I did find Izumi to be a little annoying at times but to be fair, she's a teenager and I tend to find all teenagers a bit annoying. 😏  Then again, I could never imagine being that age and having to really tap into a side of my heritage that I barely knew a thing about.  I'm beyond thrilled with reading a book where things really resonated with me as a half-Korean and dual identity.  I never knew until not that long ago that I really needed this.  Looking foward to the next in the series.


A Conversation with Emiko Jean


Author of Tokyo Ever After

Q: In Tokyo Ever After, Izumi discovers that the father she’s never known is the Crown Prince of Japan and that she herself is an Imperial Princess. Can you tell us a little bit about the Japanese Imperial Family and what kind of research you had to do while writing Tokyo Ever After? Did you learn anything interesting or surprising about Japan or the Imperial Family that you didn’t know before?


A: I did a ton of research for this book. I devoured biographies, history texts, banned books, periodicals, web searches, and attended lectures. All of this came together like puzzle pieces to make a whole picture of the imperial family of Japan—their politics, their personal lives, their public lives. I am also fortunate to have friends in Japan who consulted on the book, helping bring Tokyo and Kyoto to life. 

Q: Tokyo Ever After is such a transporting, escapist read that will make people want to hop on a plane to Japan as soon as quarantine is over. Which places in Japan—from the glitzy palaces in Tokyo to the temples and bamboo groves in Kyoto—were the most fun to write about, and what are you most excited for readers to experience while following Izumi’s escapades?


A: While I enjoyed writing about Japan in general, I adored writing about Kyoto. It is such a special city and many ways, the heart of Japan. And I think, or at least hope, that shows through the text.

Q: In addition to taking us on a transporting journey through Japan and some of its famous cities and landmarks, Tokyo Ever After also offers readers something of a food tour through Tokyo. Do you have any favorite Japanese foods or snacks that you especially wanted to incorporate into the book?


A: I love dorayaki, which I think shows in the book. Unfortunately, my love for it does not translate into being able to make it.

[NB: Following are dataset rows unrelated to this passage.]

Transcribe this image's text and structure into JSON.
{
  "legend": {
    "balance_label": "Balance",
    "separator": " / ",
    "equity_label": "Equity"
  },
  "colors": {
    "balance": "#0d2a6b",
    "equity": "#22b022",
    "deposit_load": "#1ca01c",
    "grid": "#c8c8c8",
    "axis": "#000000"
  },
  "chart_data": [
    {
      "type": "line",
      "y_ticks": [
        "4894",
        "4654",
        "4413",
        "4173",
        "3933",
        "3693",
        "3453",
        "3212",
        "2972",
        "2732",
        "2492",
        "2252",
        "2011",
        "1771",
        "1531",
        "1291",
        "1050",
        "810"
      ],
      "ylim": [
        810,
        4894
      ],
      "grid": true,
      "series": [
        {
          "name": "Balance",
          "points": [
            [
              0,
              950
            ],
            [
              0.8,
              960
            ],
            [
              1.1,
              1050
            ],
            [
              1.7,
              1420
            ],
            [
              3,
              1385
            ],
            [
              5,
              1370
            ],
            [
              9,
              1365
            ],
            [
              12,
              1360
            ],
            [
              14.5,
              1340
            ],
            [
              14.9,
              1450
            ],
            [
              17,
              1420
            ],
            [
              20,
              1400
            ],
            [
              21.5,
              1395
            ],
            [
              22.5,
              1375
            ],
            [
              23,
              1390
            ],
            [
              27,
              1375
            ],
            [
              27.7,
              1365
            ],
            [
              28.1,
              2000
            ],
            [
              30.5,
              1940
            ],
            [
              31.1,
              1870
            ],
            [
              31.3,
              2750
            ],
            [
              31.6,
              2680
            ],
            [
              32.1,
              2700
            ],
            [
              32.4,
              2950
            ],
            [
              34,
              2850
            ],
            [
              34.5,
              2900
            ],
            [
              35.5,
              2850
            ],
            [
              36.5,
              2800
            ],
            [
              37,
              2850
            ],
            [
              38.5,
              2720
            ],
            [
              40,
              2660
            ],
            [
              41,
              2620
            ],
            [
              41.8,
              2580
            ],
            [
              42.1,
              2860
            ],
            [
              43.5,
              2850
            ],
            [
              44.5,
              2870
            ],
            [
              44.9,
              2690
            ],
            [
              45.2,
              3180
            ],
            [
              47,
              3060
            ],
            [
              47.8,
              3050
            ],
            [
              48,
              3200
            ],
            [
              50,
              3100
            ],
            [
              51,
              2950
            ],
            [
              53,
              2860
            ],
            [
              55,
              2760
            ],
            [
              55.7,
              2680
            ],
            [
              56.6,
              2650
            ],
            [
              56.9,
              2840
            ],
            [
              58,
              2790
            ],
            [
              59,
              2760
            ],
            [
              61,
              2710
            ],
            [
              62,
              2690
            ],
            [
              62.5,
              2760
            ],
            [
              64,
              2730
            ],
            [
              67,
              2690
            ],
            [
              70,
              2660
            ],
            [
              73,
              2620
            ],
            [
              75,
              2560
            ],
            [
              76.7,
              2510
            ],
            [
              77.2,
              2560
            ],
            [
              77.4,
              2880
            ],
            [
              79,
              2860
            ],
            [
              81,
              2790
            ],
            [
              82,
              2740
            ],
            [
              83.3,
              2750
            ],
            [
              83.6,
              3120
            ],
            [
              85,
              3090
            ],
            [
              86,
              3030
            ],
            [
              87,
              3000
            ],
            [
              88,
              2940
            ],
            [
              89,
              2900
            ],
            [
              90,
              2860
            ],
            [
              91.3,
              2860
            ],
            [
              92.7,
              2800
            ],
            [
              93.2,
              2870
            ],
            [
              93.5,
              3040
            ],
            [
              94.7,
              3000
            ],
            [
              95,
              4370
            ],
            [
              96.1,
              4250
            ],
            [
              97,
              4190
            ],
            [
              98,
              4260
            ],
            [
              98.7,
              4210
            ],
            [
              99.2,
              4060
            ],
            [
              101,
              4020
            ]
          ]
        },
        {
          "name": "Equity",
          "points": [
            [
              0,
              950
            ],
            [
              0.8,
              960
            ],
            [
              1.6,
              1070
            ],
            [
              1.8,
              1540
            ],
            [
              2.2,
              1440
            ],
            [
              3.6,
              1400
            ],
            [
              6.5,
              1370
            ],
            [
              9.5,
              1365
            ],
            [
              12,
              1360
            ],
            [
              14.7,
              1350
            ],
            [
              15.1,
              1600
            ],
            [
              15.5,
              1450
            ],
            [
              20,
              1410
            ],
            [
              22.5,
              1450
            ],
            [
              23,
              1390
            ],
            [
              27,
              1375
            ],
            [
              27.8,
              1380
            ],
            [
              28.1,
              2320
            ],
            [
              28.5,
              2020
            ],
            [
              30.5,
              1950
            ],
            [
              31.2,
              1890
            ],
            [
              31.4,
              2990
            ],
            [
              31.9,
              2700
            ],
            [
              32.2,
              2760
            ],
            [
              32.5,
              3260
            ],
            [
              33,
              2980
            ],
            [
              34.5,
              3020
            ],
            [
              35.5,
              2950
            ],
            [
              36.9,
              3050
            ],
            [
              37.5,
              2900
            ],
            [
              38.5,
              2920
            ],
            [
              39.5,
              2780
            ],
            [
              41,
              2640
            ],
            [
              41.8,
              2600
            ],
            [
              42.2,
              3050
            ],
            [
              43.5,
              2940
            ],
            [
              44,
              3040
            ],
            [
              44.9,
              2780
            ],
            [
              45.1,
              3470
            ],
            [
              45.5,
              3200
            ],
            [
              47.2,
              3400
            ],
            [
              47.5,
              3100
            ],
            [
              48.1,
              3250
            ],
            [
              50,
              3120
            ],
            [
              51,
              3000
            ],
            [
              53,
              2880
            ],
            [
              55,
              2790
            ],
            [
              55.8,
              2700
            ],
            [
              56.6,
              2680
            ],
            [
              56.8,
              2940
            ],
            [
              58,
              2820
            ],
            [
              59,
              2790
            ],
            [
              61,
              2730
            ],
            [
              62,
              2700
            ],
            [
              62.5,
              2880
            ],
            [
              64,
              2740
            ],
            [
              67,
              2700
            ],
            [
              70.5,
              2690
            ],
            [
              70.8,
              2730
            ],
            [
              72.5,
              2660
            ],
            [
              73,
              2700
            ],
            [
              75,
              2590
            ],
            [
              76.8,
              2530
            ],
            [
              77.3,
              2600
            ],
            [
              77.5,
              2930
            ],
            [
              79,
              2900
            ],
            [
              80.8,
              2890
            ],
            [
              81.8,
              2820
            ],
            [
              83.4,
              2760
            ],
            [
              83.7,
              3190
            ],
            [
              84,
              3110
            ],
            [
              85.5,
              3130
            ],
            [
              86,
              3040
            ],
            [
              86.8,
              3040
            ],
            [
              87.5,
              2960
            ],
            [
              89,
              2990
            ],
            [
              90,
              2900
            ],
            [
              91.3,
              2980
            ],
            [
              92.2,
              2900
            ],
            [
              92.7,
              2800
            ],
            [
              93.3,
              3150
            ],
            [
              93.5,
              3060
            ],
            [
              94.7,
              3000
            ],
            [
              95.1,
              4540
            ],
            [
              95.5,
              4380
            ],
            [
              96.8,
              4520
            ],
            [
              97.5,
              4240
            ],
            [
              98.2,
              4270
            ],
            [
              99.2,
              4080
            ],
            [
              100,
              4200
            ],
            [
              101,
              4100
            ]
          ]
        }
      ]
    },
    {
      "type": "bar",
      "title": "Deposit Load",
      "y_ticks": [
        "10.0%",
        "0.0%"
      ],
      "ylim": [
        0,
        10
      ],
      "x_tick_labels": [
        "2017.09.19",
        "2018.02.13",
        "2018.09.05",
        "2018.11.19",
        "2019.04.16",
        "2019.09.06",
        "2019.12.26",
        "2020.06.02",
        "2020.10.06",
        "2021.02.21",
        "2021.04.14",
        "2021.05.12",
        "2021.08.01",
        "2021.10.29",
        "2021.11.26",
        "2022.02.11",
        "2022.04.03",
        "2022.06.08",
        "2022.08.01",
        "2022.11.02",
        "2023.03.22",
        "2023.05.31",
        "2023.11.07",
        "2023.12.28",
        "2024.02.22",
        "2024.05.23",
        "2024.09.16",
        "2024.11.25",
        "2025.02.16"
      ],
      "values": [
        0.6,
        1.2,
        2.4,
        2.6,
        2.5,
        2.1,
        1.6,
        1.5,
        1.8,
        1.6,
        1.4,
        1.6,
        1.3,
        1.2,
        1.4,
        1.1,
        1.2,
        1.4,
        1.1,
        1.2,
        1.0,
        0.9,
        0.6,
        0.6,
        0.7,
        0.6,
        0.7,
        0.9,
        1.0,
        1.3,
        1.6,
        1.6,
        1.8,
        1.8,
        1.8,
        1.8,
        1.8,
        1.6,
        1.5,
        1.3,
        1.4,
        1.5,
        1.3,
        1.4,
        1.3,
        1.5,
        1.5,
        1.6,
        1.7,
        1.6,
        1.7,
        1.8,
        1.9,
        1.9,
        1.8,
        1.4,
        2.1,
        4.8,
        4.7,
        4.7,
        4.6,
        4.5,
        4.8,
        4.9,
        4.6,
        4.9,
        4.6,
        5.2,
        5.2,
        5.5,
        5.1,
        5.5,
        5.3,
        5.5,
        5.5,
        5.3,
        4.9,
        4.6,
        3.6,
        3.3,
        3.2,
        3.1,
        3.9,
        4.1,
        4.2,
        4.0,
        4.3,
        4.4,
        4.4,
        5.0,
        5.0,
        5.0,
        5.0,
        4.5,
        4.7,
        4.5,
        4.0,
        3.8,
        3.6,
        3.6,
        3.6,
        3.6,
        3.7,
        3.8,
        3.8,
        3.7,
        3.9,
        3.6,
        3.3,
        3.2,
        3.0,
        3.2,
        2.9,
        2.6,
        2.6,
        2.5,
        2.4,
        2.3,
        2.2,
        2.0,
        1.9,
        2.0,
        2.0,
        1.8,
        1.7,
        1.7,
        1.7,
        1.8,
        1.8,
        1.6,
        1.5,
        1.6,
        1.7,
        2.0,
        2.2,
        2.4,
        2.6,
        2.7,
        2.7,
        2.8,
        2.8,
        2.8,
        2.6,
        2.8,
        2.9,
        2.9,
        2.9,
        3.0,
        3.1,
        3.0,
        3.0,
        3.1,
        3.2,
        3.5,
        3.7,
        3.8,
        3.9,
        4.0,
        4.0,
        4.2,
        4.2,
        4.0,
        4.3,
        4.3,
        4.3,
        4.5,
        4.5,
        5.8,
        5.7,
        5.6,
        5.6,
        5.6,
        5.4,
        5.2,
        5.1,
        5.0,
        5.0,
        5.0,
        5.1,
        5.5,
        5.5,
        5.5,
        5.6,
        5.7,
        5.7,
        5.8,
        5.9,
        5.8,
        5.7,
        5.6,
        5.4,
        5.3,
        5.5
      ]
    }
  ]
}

Q: Tokyo Ever After features a seriously brooding Imperial bodyguard named Akio, who you have referred to as “offensively hot.” What can you tease about his character and his relationship with Izumi?


A: It is very much an enemies-to-friends-to-maybe more situation—there are a lot of sparks between the two!

Q: What books are currently on your nightstand?


A: I am making my way through some great YA and women’s fiction novels right now—Firekeeper’s Daughter by Angeline Boulley, The Invisible Life of Addie Larue by V.E. Schwab, and Klara and the Sun by Kazuo Ishiguro.

Q: Lastly, we have to ask – what are you working on next? (We heard that a sequel to Tokyo Ever After might already be in the works!) Without giving too much away, can you give readers any hints as to what they can expect from your next book?


A: I don’t think I can say too much other than there will be a second Tokyo Ever After book. I promise more romance, more kissing, and more royal romps!